If I use commands instead of container_commands:
commands:
rename_docker_compose:
command: mv docker-compose.prod.yml docker-compose.yml
cwd: /var/app/staging
it does seem to do the replacement successfully:
2021-06-11 21:40:44,809 P1957 [INFO] Command find_docker_compose_file
2021-06-11 21:40:45,086 P1957 [INFO] -----------------------Command Output-----------------------
2021-06-11 21:40:45,086 P1957 [INFO] ./var/app/staging/docker-compose.prod.yml
2021-06-11 21:40:45,086 P1957 [INFO] ------------------------------------------------------------
2021-06-11 21:40:45,086 P1957 [INFO] Completed successfully.
but I still am hit with:
2021/06/11 21:40:45.192780 [ERROR] An error occurred during
execution of command [app-deploy] - [Docker Specific Build
Application]. Stop running the command. Error: Dockerfile and
Dockerrun.aws.json are both missing, abort deployment
EDIT / UPDATE: June 12, 2021
I'm on a Windows 10 machine. Before running eb deploy command locally, I opened up Git Bash which uses MINGW64 terminal. I cdd to the prebuild directory where build.sh exists. I ran:
chmod +x build.sh
If I do ls -l, it returns:
-rwxr-xr-x 1 Jarad 197121 58 Jun 12 12:31 build.sh*
I think this means the file is executable.
I then committed to git.
I then ran eb deploy.
I am seeing a build.sh: permission denied error in eb-engine.log. Below is an excerpt of the relevant portion.
...
2021/06/12 19:41:38.108528 [INFO] application/zip
2021/06/12 19:41:38.108541 [INFO] app source bundle is zip file ...

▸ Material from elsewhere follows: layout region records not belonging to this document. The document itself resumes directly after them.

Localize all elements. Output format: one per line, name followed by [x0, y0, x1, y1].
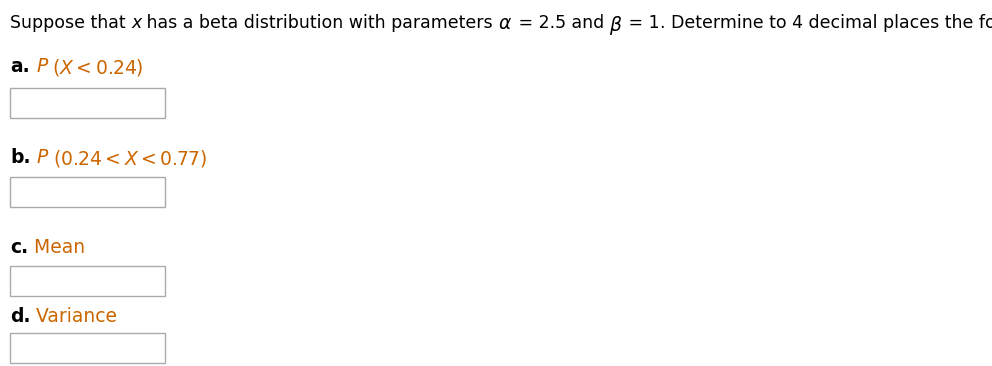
Bar [10, 177, 165, 207]
Text: x: x [131, 14, 142, 32]
Text: = 2.5: = 2.5 [513, 14, 565, 32]
Text: $\,(X < 0.24)$: $\,(X < 0.24)$ [49, 57, 144, 78]
Text: c.: c. [10, 238, 28, 257]
Bar [10, 88, 165, 118]
Text: $\beta$: $\beta$ [609, 14, 623, 37]
Text: = 1: = 1 [623, 14, 660, 32]
Text: Mean: Mean [28, 238, 85, 257]
Text: . Determine to 4 decimal places the following:: . Determine to 4 decimal places the foll… [660, 14, 992, 32]
Text: d.: d. [10, 307, 31, 326]
Text: Suppose that: Suppose that [10, 14, 131, 32]
Bar [10, 266, 165, 296]
Bar [10, 333, 165, 363]
Text: $P$: $P$ [36, 57, 49, 76]
Text: has a beta distribution with parameters: has a beta distribution with parameters [142, 14, 499, 32]
Text: $\alpha$: $\alpha$ [499, 14, 513, 33]
Text: $P$: $P$ [37, 148, 50, 167]
Text: Variance: Variance [31, 307, 117, 326]
Text: a.: a. [10, 57, 30, 76]
Text: $\,(0.24 < X < 0.77)$: $\,(0.24 < X < 0.77)$ [50, 148, 207, 169]
Text: and: and [565, 14, 609, 32]
Text: b.: b. [10, 148, 31, 167]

2021/06/12 19:41:38.108547 [INFO] extracting /opt/elasticbeanstalk/deployment/app_source_bundle to /var/app/staging/
2021/06/12 19:41:38.108556 [INFO] Running command /bin/sh -c /usr/bin/unzip -q -o /opt/elasticbeanstalk/deployment/app_source_bundle -d /var/app/staging/
2021/06/12 19:41:38.149125 [INFO] finished extracting /opt/elasticbeanstalk/deployment/app_source_bundle to /var/app/staging/ successfully
2021/06/12 19:41:38.149142 [INFO] Executing instruction: RunAppDeployPreBuildHooks
2021/06/12 19:41:38.149190 [INFO] Executing platform hooks in .platform/hooks/prebuild/
2021/06/12 19:41:38.149249 [INFO] Following platform hooks will be executed in order: [build.sh]

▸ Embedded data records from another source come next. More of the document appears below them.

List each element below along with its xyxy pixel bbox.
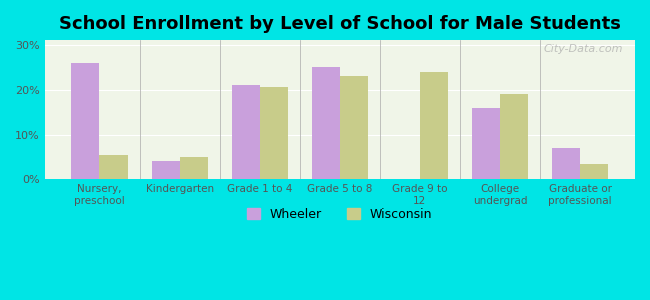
- Legend: Wheeler, Wisconsin: Wheeler, Wisconsin: [242, 203, 437, 226]
- Bar: [312, 67, 340, 179]
- Bar: [340, 76, 368, 179]
- Bar: [500, 94, 528, 179]
- Bar: [231, 85, 260, 179]
- Bar: [580, 164, 608, 179]
- Bar: [472, 107, 500, 179]
- Bar: [420, 72, 448, 179]
- Title: School Enrollment by Level of School for Male Students: School Enrollment by Level of School for…: [59, 15, 621, 33]
- Bar: [99, 155, 127, 179]
- Text: City-Data.com: City-Data.com: [543, 44, 623, 54]
- Bar: [179, 157, 207, 179]
- Bar: [260, 87, 288, 179]
- Bar: [72, 63, 99, 179]
- Bar: [552, 148, 580, 179]
- Bar: [151, 161, 179, 179]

2021/06/12 19:41:38.149255 [INFO] Running platform hook: .platform/hooks/prebuild/build.sh
2021/06/12 19:41:38.149457 [ERROR] An error occurred during execution of command [app-deploy] - [RunAppDeployPreBuildHooks]. Stop running the command. Error: Command .platform/hooks/prebuild/build.sh failed with error fork/exec .platform/hooks/prebuild/build.sh: permission denied
2021/06/12 19:41:38.149464 [INFO] Executing cleanup logic
2021/06/12 19:41:38.149572 [INFO] CommandService Response: {"status":"FAILURE","api_version":"1.0","results":[{"status":"FAILURE","msg":"Engine execution has encountered an error.","returncode":1,"events":[{"msg":"Instance deployment failed. For details, see 'eb-engine.log'.","timestamp":1623526898,"severity":"ERROR"}]}]}
2021/06/12 19:41:38.149706 [INFO] Platform Engine finished execution on command: app-deploy
...
Any idea why I am getting a permission denied error?
My Conclusion From This Madness
Elastic Beanstalk's EB CLI eb deploy command does not zip files (the app_source_bundle it creates) correctly on Windows machines.
Proof
I was able to recreate Marcin's example by zipping it locally and manually uploading it through the Elastic Beanstalk online interface. When I do that and check the source bundle, it shows that build.sh does have executable permissions (-rwxr-xr-x).
[root#ip-172-31-11-170 deployment]# zipinfo app_source_bundle
Archive: app_source_bundle
Zip file size: 993 bytes, number of entries: 5
drwxr-xr-x 3.0 unx 0 bx stor 21-Jun-13 03:08 .platform/
drwxr-xr-x 3.0 unx 0 bx stor 21-Jun-13 03:08 .platform/hooks/
drwxr-xr-x 3.0 unx 0 bx stor 21-Jun-13 03:08 .platform/hooks/prebuild/
-rwxr-xr-x 3.0 unx 58 tx defN 21-Jun-13 03:09 .platform/hooks/prebuild/build.sh
-rw-r--r-- 3.0 unx 98 tx defN 21-Jun-13 03:08 docker-compose.prod.yml
When I initialize and create using the EB CLI and the exact same files, build.sh does NOT have executable permissions (-rw-rw-rw-).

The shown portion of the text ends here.